What’s even better is, I design a stack that performs a purpose - the purpose of consul-consul-template-vault-proxy is to provide a token for consul-template which bootstraps consul. You can see this because containers share a mount point.. oh yes, super obvious. But now, the golang version:
if err := a.fetchJWT(); err != nil {
return err
}
if err := a.authenticateVault(); err != nil {
return err
}
if err := a.fetchConsulSecrets(); err != nil {
return err
}
if err := a.generateClientCert(); err != nil {
return err
}
if err := a.setupConsulAgent(); err != nil {
return err
}
...
This transparency in how we’re using tools and how we expect the to work is incomparable.
Embedding services instead of deploying them
At this point, I had a machine registered in Consul, but node_exporter wasn’t running yet. Normally, I’d spin up another container, write a systemd unit or handle a bunch of configs. But… I just couldn’t bring myself to do it.
Instead, I realised: why not embed node_exporter directly into my single Go binary? After a quick experiment:
go nodeexporter.Main()
That’s it. No containers, no systemd units, no config files. node_exporter just runs as part of the agent.

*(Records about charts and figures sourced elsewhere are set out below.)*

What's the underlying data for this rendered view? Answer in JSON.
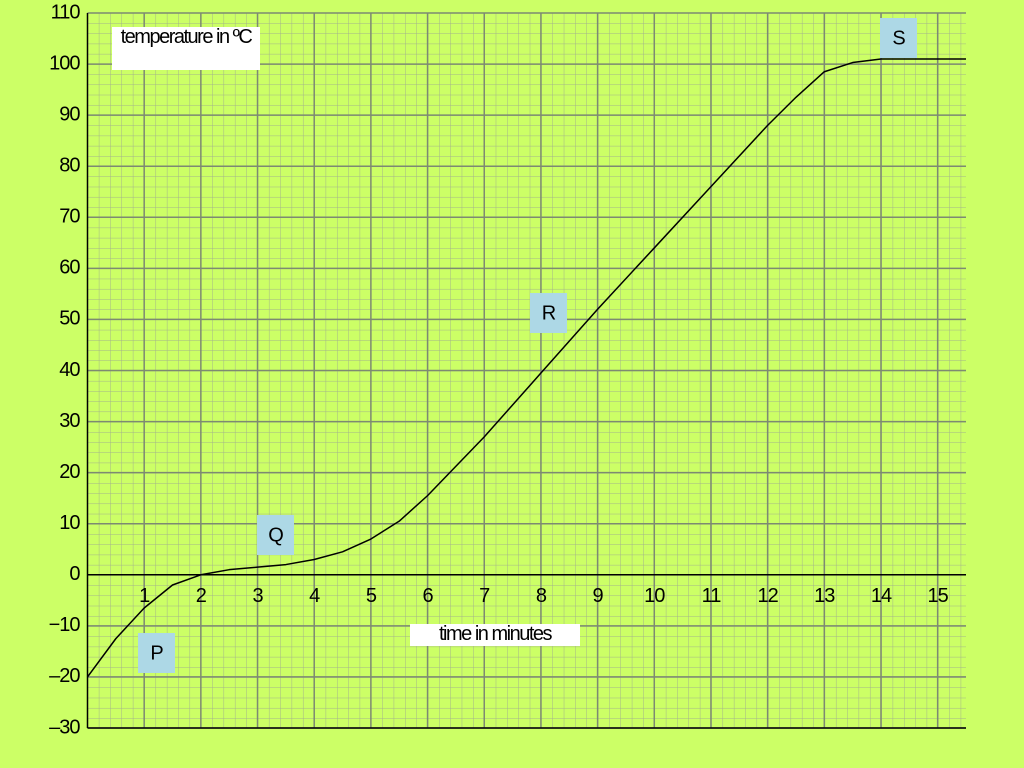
{
  "chart_data": {
    "type": "line",
    "y_label": "temperature in ºC",
    "x_label": "time in minutes",
    "x": [
      0,
      0.5,
      1,
      1.5,
      2,
      2.5,
      3,
      3.5,
      4,
      4.5,
      5,
      5.5,
      6,
      7,
      8,
      9,
      10,
      11,
      12,
      12.5,
      13,
      13.5,
      14,
      15,
      15.5
    ],
    "series": [
      {
        "color": "#000000",
        "values": [
          -20,
          -12.5,
          -6.5,
          -2,
          0,
          1,
          1.5,
          2,
          3,
          4.5,
          7,
          10.5,
          15.5,
          27,
          39.5,
          52,
          64,
          76,
          88,
          93.5,
          98.5,
          100.3,
          101,
          101,
          101
        ]
      }
    ],
    "xlim": [
      0,
      15.5
    ],
    "xticks": [
      1,
      2,
      3,
      4,
      5,
      6,
      7,
      8,
      9,
      10,
      11,
      12,
      13,
      14,
      15
    ],
    "ylim": [
      -30,
      110
    ],
    "yticks": [
      {
        "value": -30,
        "label": "–30"
      },
      {
        "value": -20,
        "label": "–20"
      },
      {
        "value": -10,
        "label": "−10"
      },
      0,
      10,
      20,
      30,
      40,
      50,
      60,
      70,
      80,
      90,
      100,
      110
    ],
    "grid": true,
    "annotations": [
      "P",
      "Q",
      "R",
      "S"
    ]
  }
}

And this is where I feel blessed that tools like node_exporter and many other tools in the industry have been converging to Golang. Most seem to have fairly obvious and public entrypoints, meaning that they can easily be called directly in a goroutine, letting an agent orchestrate it.
So instead of fighting with interdependent services, Docker mounts, or Terraform-heavy pre-provisioning, I just composed the service into my agent with everything in one binary, one process, one log stream.
Before vs After
Before, deploying node_exporter looked like this:
VM
├── consul-template (configs + dockerr)
├── Vault agent (configs + dockerr)
├── Consul client (configs + dockerr)
├── node_exporter (separate)
└── Docker glue
After embedding:
VM
└── Single Go binary
├── JWT auth
├── Vault login
├── Consul agent (embedded subroutine)
├── Node_exporter (embedded subroutine)
├── Token renewal loop (embedded subroutine)
└── Supervisor monitoring go subroutines
Not only this… I literally had a single 100MB binary (without trying to remove any unnecessary dependencies), which is already multiple times smaller than the combination of the tools that I was using before. Not only that, but as soon as anything expired, it just rotated and worked… it didn’t need Docker mount binds that sometimes cause issues because of rshared/rprivate blah blah… it just worked.
Next steps
So I want to go further… I want to push in my logging stack (hey, half of those are written in Golang, so why not).
But before then, I’ll package it nicely, add some solid ways of deploying it (somewhere between cloud-init and Ansible) and some good monitoring and quality of life for ensuring it stays up and look at failure modes.
But hey, I’ve gone from managing 5 daemons (hopefully increasing coverage to 6–8) to a single one and all tied to an authentication endpoint that is now natively available on every VM.